The nutrition giant has held four previous events of a similar ilk, where budding entrepreneurs and innovators get to pitch their wares in front of DSM executives, but this is the first time it will be held in its home market of the Netherlands.
The latest Innovation Partnering Conference is called 'Connecting Bright Innovations 2017' and is being held on 19-20 September at DSM's new Biotechnology Centre in Delft, the Netherlands.
While the entrepreneurs get a leg up in the market from such a tie-up, the advantage for DSM is that it presents a cheaper alternative than making an acquisition, albeit riskier.
It is also hoping that it might discover a company which can help it speed up its own innovation or boast transformative technology.
To speed up innovation
Speaking to NutraIngredients, Rob Beudeker, senior investment manager at DSM, said: “The overall aim is to speed up our innovation activities, whether that is best served through making an investment in a company or through establishing a new collaboration. That really depends on the case.”
DSM is seeking entries for innovative technologies and products with both near-term (less than 3 years to commercialisation) and longer-term (longer than 3 years to commercialisation) applications in the following areas of interest:
1)Fermentation and enzymatic technologies for new ingredients
2)Bio-preservation solutions for food and beverages
3)Sugar reduction and natural alternative sweeteners
4)Salt reduction and other natural taste modulation solutions
5)Solutions to improve digestive health and bio-availability
6)Food chain efficiency and food waste reduction solutions
A selection committee of DSM and Nutrition Capital Network (NCN) executives will evaluate and interact with applicants to select the invited companies.
Post-conference mentoring from a DSM executive will be available on a case-by-case basis.
In addition, Anterra Capital, a specialist venture capital investor active in the food and agricultural sectors, will attend the conference to scout for investment opportunities across the food supply chain in technology-driven companies.
The four previous events hosted by DSM led to collaborations with eight companies, with DSM acquiring a minority stake in two companies, out of a total of forty companies that pitched.

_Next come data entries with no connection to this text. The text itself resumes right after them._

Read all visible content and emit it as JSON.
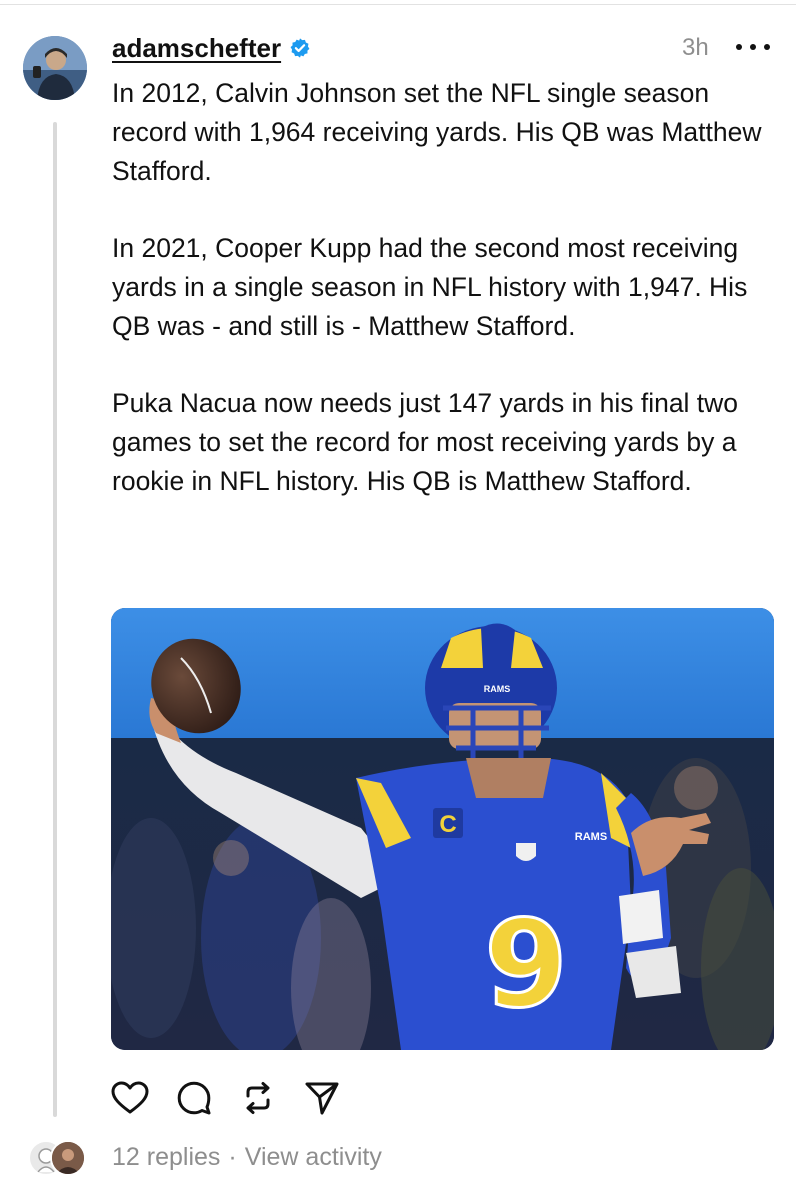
{
  "post": {
    "username": "adamschefter",
    "time": "3h",
    "paragraphs": [
      "In 2012, Calvin Johnson set the NFL single season record with 1,964 receiving yards. His QB was Matthew Stafford.",
      "In 2021, Cooper Kupp had the second most receiving yards in a single season in NFL history with 1,947. His QB was - and still is - Matthew Stafford.",
      "Puka Nacua now needs just 147 yards in his final two games to set the record for most receiving yards by a rookie in NFL history. His QB is Matthew Stafford."
    ],
    "photo": {
      "helmet_text": "RAMS",
      "chest_text": "RAMS",
      "jersey_number": "9",
      "captain_patch": "C"
    }
  },
  "actions": {
    "icons": [
      "heart-icon",
      "comment-icon",
      "repost-icon",
      "share-icon"
    ]
  },
  "footer": {
    "replies": "12 replies",
    "separator": "·",
    "activity": "View activity"
  },
  "colors": {
    "verified": "#1d9bf0",
    "secondary_text": "#8e8e8e",
    "jersey_blue": "#2b4fd0",
    "rams_yellow": "#f3d23a"
  }
}
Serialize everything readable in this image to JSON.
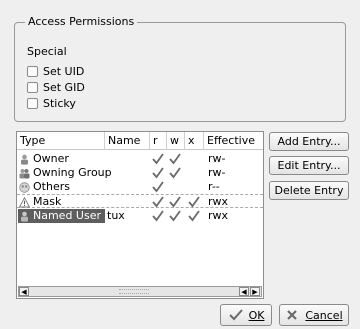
{
  "access_permissions": {
    "title": "Access Permissions",
    "special_label": "Special",
    "checkboxes": [
      {
        "label": "Set UID",
        "checked": false
      },
      {
        "label": "Set GID",
        "checked": false
      },
      {
        "label": "Sticky",
        "checked": false
      }
    ]
  },
  "acl_table": {
    "headers": [
      "Type",
      "Name",
      "r",
      "w",
      "x",
      "Effective"
    ],
    "rows": [
      {
        "type": "Owner",
        "name": "",
        "r": true,
        "w": true,
        "x": false,
        "effective": "rw-",
        "icon": "user-icon"
      },
      {
        "type": "Owning Group",
        "name": "",
        "r": true,
        "w": true,
        "x": false,
        "effective": "rw-",
        "icon": "group-icon"
      },
      {
        "type": "Others",
        "name": "",
        "r": true,
        "w": false,
        "x": false,
        "effective": "r--",
        "icon": "others-icon"
      },
      {
        "type": "Mask",
        "name": "",
        "r": true,
        "w": true,
        "x": true,
        "effective": "rwx",
        "icon": "warning-icon"
      },
      {
        "type": "Named User",
        "name": "tux",
        "r": true,
        "w": true,
        "x": true,
        "effective": "rwx",
        "icon": "user-icon",
        "selected": true
      }
    ]
  },
  "side_buttons": {
    "add": "Add Entry...",
    "edit": "Edit Entry...",
    "delete": "Delete Entry"
  },
  "dialog_buttons": {
    "ok": "OK",
    "cancel": "Cancel"
  },
  "colors": {
    "check": "#6a6a6a",
    "selection": "#5e5e5e"
  }
}
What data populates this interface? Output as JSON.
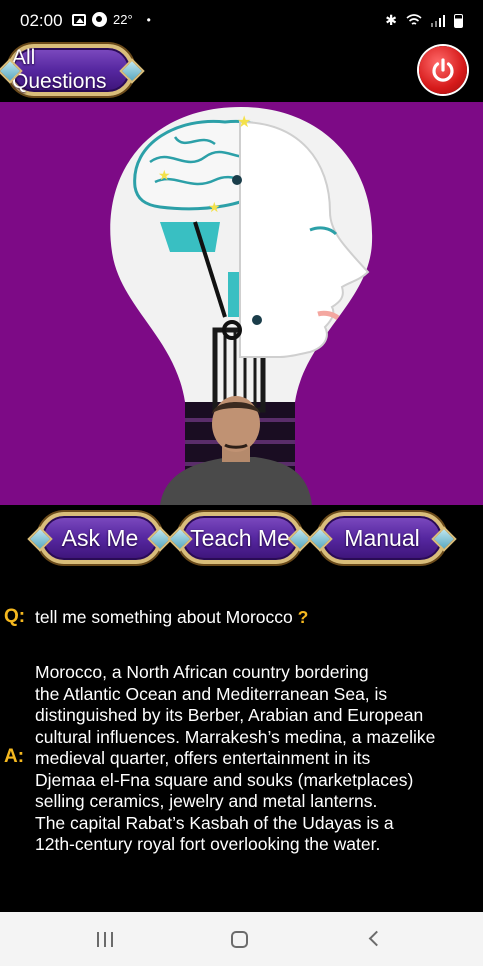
{
  "status_bar": {
    "time": "02:00",
    "temperature": "22°",
    "dot": "•"
  },
  "header": {
    "all_questions_label": "All Questions",
    "power_icon": "power-icon"
  },
  "hero": {
    "illustration": "ai-lightbulb-brain-head",
    "avatar": "person-photo"
  },
  "actions": {
    "ask_label": "Ask Me",
    "teach_label": "Teach Me",
    "manual_label": "Manual"
  },
  "conversation": {
    "q_label": "Q:",
    "question": "tell me something about Morocco",
    "question_mark": "?",
    "a_label": "A:",
    "answer_lines": [
      "Morocco, a North African country bordering",
      "the Atlantic Ocean and Mediterranean Sea, is",
      "distinguished by its Berber, Arabian and European",
      "cultural influences. Marrakesh’s medina, a mazelike",
      "medieval quarter, offers entertainment in its",
      "Djemaa el-Fna square and souks (marketplaces)",
      "selling ceramics, jewelry and metal lanterns.",
      "The capital Rabat’s Kasbah of the Udayas is a",
      "12th-century royal fort overlooking the water."
    ]
  },
  "colors": {
    "hero_background": "#7d0a86",
    "label_accent": "#f5b81f",
    "button_purple": "#5627a0",
    "button_border": "#d9bd7a",
    "power_red": "#d61a1a"
  }
}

Advantage of being strategic investor
“I think it’s a win-win situation. For a start-up company, if they work with a strategic investor rather than just a financial investor because a financial investor only provide money,” Beudeker told us.
“A strategic investor gives smart money. We also help them to navigate in the industry to become as successful as possible.”
Another benefit for DSM, according to Beudeker, is that it surmounts the problem that big companies, like DSM, have in to focusing on a niche area.
Through its investment arm, DSM Venturing, DSM has invested in over 50 companies in the US, Europe and Israel.
Typically, it invests over the lifetime of a venture varies from €1 – 20 mlllion, with its typical first investment between €100k and €5m. Its investment stakes are usually between five and 25%.
Previous investment include in functional foods brands Blue Prairie Brands and US probiotics companies Ganeden Biotech.